Question

How do you simplify \[\dfrac{{1 + \cos y}}{{1 + \sec y}}\] ?

Answer 1

Hint: Trigonometric functions are those functions that tell us the relation between the three sides of a right-angled triangle. Sine, cosine, tangent, cosecant, secant and cotangent are the six types of trigonometric functions; sine, cosine and tangent are the main functions while cosecant, secant and cotangent are the reciprocal of sine, cosine and tangent respectively. After using the reciprocal relation and taking the LCM we can solve this.

Complete step-by-step answer:
Given, \[\dfrac{{1 + \cos y}}{{1 + \sec y}}\]
We know that reciprocal of cosine is secant. That is,
 \[\sec y = \dfrac{1}{{\cos y}}\] .
Substituting this in the given problem we have,
 \[ \Rightarrow \dfrac{{1 + \cos y}}{{1 + \sec y}} = \dfrac{{\left( {1 + \cos y} \right)}}{{\left( {1 + \dfrac{1}{{\cos y}}} \right)}}\]
In the denominator of the right hand side of the equation we take LCM and simplifying we have,
 \[ = \dfrac{{\left( {1 + \cos y} \right)}}{{\left( {\dfrac{{\cos y + 1}}{{\cos y}}} \right)}}\] .
Further simplification we have,
 \[ = \dfrac{{\left( {1 + \cos y} \right)}}{{\left( {\cos y + 1} \right)}} \times \cos y\]
 \[ = \dfrac{{\left( {1 + \cos y} \right)}}{{\left( {1 + \cos y} \right)}} \times \cos y\]
Cancelling the terms we have,
 \[ = \cos y\]
That is we have \[ \Rightarrow \dfrac{{1 + \cos y}}{{1 + \sec y}} = \cos y\] .
So, the correct answer is “\[ \dfrac{{1 + \cos y}}{{1 + \sec y}} = \cos y\]”.

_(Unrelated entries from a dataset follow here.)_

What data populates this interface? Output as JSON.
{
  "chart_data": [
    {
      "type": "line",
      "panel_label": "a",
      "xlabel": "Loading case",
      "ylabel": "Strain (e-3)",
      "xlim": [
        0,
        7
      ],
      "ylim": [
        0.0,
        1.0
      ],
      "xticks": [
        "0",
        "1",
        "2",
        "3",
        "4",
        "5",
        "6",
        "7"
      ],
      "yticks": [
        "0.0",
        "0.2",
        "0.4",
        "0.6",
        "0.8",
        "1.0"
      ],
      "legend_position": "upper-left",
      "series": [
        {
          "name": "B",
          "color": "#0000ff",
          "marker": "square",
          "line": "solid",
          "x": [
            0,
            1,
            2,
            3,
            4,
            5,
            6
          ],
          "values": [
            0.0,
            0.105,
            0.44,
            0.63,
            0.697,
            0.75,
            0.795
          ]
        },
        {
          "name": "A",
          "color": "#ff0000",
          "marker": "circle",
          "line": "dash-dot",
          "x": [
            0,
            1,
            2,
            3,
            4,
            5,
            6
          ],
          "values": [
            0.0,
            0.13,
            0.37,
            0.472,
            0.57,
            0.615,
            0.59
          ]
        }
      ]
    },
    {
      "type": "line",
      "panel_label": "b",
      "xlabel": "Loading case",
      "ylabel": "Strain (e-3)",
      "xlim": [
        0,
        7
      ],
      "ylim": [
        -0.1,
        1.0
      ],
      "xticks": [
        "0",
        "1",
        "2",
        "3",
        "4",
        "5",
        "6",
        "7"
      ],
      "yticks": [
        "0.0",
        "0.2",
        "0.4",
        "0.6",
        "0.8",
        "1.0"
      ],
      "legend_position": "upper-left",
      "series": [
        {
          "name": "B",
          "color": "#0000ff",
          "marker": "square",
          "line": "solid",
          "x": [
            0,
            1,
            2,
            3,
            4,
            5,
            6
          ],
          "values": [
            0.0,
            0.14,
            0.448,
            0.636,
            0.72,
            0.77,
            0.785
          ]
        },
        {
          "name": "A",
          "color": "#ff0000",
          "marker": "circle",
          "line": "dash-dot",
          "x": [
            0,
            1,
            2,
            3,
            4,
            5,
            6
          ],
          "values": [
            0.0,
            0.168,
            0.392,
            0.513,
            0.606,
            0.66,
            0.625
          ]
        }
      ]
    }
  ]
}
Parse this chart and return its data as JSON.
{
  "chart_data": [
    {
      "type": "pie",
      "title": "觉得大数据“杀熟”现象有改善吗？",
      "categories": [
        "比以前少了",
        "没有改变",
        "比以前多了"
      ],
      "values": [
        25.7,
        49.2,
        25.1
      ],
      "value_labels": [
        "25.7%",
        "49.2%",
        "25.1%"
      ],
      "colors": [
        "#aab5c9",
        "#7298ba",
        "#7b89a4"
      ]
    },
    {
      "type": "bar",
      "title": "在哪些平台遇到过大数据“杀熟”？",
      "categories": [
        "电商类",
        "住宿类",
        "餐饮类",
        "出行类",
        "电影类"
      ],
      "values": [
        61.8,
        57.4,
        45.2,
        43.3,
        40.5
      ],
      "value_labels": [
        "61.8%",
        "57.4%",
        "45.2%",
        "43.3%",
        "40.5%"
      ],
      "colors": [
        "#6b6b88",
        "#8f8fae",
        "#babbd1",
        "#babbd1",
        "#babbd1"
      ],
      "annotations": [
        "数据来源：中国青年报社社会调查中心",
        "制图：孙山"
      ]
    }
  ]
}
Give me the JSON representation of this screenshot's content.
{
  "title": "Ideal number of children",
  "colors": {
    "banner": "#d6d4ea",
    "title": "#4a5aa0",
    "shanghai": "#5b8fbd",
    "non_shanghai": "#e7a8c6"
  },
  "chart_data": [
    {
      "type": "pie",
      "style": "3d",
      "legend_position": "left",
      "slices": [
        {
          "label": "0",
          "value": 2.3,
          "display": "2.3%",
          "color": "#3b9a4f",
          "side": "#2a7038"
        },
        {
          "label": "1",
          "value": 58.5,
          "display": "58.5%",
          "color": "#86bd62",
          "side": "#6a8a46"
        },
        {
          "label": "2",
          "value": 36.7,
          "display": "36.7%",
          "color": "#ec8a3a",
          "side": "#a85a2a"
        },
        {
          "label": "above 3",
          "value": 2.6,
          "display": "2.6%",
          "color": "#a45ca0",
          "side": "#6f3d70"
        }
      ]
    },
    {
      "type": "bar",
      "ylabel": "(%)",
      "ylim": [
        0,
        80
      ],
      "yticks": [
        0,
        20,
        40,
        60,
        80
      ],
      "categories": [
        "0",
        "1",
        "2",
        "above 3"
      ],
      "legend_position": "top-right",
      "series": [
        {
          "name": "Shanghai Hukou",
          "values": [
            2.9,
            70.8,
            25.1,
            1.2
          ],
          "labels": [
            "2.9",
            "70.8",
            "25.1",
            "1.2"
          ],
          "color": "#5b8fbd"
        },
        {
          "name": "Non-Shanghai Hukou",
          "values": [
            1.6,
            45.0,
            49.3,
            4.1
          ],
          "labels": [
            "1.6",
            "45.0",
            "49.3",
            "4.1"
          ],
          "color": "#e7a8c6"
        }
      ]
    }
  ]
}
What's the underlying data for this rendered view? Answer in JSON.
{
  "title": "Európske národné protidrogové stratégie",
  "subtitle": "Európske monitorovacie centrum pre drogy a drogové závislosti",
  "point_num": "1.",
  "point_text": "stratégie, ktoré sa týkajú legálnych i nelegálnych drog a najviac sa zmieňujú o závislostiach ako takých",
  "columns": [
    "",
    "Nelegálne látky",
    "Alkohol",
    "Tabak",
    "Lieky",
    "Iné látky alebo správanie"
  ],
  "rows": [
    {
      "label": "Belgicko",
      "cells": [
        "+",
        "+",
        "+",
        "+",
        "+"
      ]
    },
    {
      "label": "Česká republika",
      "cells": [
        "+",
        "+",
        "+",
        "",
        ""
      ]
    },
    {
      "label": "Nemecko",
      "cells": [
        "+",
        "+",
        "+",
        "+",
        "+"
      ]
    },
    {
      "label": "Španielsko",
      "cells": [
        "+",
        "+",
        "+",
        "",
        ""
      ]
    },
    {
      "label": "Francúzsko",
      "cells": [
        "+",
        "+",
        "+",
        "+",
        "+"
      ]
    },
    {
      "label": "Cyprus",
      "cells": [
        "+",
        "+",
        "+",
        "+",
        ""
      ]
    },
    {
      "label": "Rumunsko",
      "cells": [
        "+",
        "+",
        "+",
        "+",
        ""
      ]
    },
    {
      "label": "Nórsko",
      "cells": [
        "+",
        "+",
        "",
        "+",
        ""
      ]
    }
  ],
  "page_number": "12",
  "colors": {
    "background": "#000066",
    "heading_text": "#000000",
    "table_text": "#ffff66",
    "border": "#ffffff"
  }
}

Note: In the above problem we can also apply the reciprocal of cosine and after simplification we get the same answer. That is
 \[\cos y = \dfrac{1}{{\sec y}}\]
Substituting this in \[\dfrac{{1 + \cos y}}{{1 + \sec y}}\] we have,
 \[ = \dfrac{{\left( {1 + \dfrac{1}{{\sec y}}} \right)}}{{\left( {1 + \sec y} \right)}}\]
Taking LCM in the numerator and simplifying we have,
 \[ = \dfrac{{\left( {\dfrac{{\sec y + 1}}{{\sec y}}} \right)}}{{\left( {1 + \sec y} \right)}}\]
Rearranging we have
 \[ = \dfrac{{\left( {1 + \sec y} \right)}}{{\sec y\left( {1 + \sec y} \right)}}\]
Cancelling the terms we have,
 \[ = \dfrac{1}{{\sec y}}\]
We know the reciprocal of secant is cosine then we have
 \[ = \cos y\] .
That is we have \[\dfrac{{1 + \cos y}}{{1 + \sec y}} = \cos y\] . In both the cases we have the same answer. We can do anyone one of the methods. Also remember A graph is divided into four quadrants, all the trigonometric functions are positive in the first quadrant, all the trigonometric functions are negative in the second quadrant except sine and cosine functions, tangent and cotangent are positive in the third quadrant while all others are negative and similarly all the trigonometric functions are negative in the fourth quadrant except cosine and secant.